Background and Objectives: Work on the oncology department has proved to be very stressful, so the medical staff indirectly copes with it by trying to escape it through the ego-defense mechanisms. On the other hand, working on the physical medicine department does not seem to be so stressful. The objective of this study was to determine the main ego- defense mechanisms at oncology and physical medicine department and to explain the differences between their frequencies.

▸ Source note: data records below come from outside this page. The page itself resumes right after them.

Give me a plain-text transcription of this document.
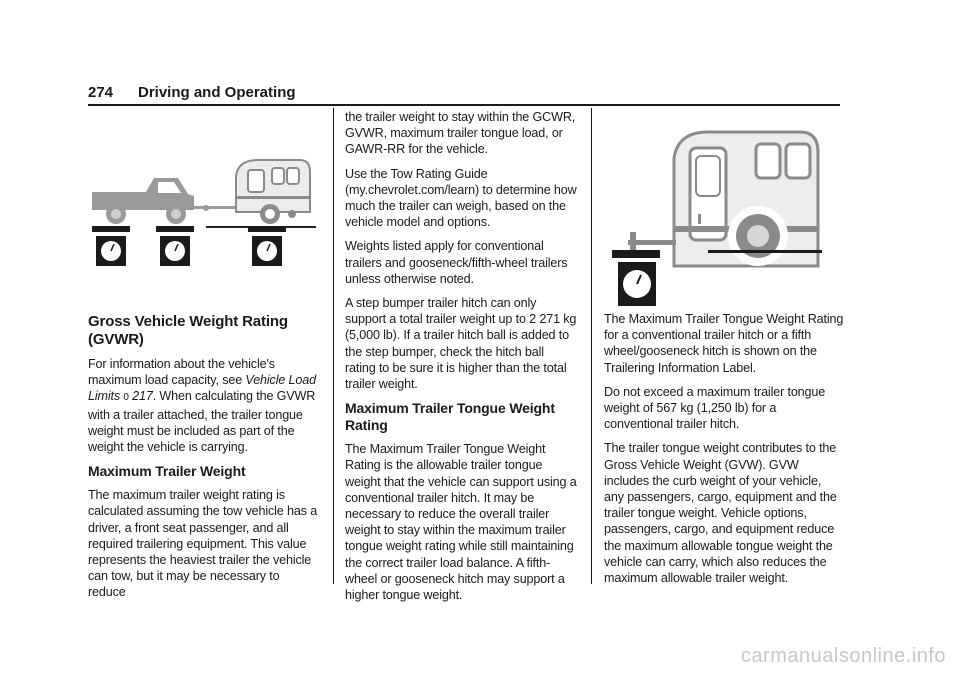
274 Driving and Operating
Gross Vehicle Weight Rating (GVWR)

For information about the vehicle's maximum load capacity, see Vehicle Load Limits 0 217. When calculating the GVWR with a trailer attached, the trailer tongue weight must be included as part of the weight the vehicle is carrying.

Maximum Trailer Weight

The maximum trailer weight rating is calculated assuming the tow vehicle has a driver, a front seat passenger, and all required trailering equipment. This value represents the heaviest trailer the vehicle can tow, but it may be necessary to reduce

the trailer weight to stay within the GCWR, GVWR, maximum trailer tongue load, or GAWR-RR for the vehicle.

Use the Tow Rating Guide (my.chevrolet.com/learn) to determine how much the trailer can weigh, based on the vehicle model and options.

Weights listed apply for conventional trailers and gooseneck/fifth-wheel trailers unless otherwise noted.

A step bumper trailer hitch can only support a total trailer weight up to 2 271 kg (5,000 lb). If a trailer hitch ball is added to the step bumper, check the hitch ball rating to be sure it is higher than the total trailer weight.

Maximum Trailer Tongue Weight Rating

The Maximum Trailer Tongue Weight Rating is the allowable trailer tongue weight that the vehicle can support using a conventional trailer hitch. It may be necessary to reduce the overall trailer weight to stay within the maximum trailer tongue weight rating while still maintaining the correct trailer load balance. A fifth-wheel or gooseneck hitch may support a higher tongue weight.

The Maximum Trailer Tongue Weight Rating for a conventional trailer hitch or a fifth wheel/gooseneck hitch is shown on the Trailering Information Label.

Do not exceed a maximum trailer tongue weight of 567 kg (1,250 lb) for a conventional trailer hitch.

The trailer tongue weight contributes to the Gross Vehicle Weight (GVW). GVW includes the curb weight of your vehicle, any passengers, cargo, equipment and the trailer tongue weight. Vehicle options, passengers, cargo, and equipment reduce the maximum allowable tongue weight the vehicle can carry, which also reduces the maximum allowable trailer weight.

carmanualsonline.info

The other part was to obtain data about socio- demographic status and working environment of the participants. Methods: General structural interview for collecting data on socio-demographic status and working environment and Life Style Questionnaire and Defense Mechanisms for obtaining data about ego-defense mechanisms were carried out among a random sample of 40 medical staff members at each department. Results: A significantly higher level (p≤.05) of the following ego-defense mechanisms has been found at the oncology department: regression, intellectualization, projection and dislocation. Also, statistically significant difference (p≤.05), showing higher score on oncology department is observed in following variables: death of patients, facing the patient or his family with possible death, being overloaded with number of patients, facing pain, suffering and handicap, insufficiency of medications, insufficient positive feedback from the patients and bad interpersonal relations at work as well as lack of support from the colleagues. Conclusions: Extreme exposure to stressful events at the oncology department favours development of inadequate defensive mechanisms among the medical staff, which may enhance the risk of burnout.
Palabras clave : Ego-defense mechanisms; Oncology; Physical medicine; Stress; Burnout.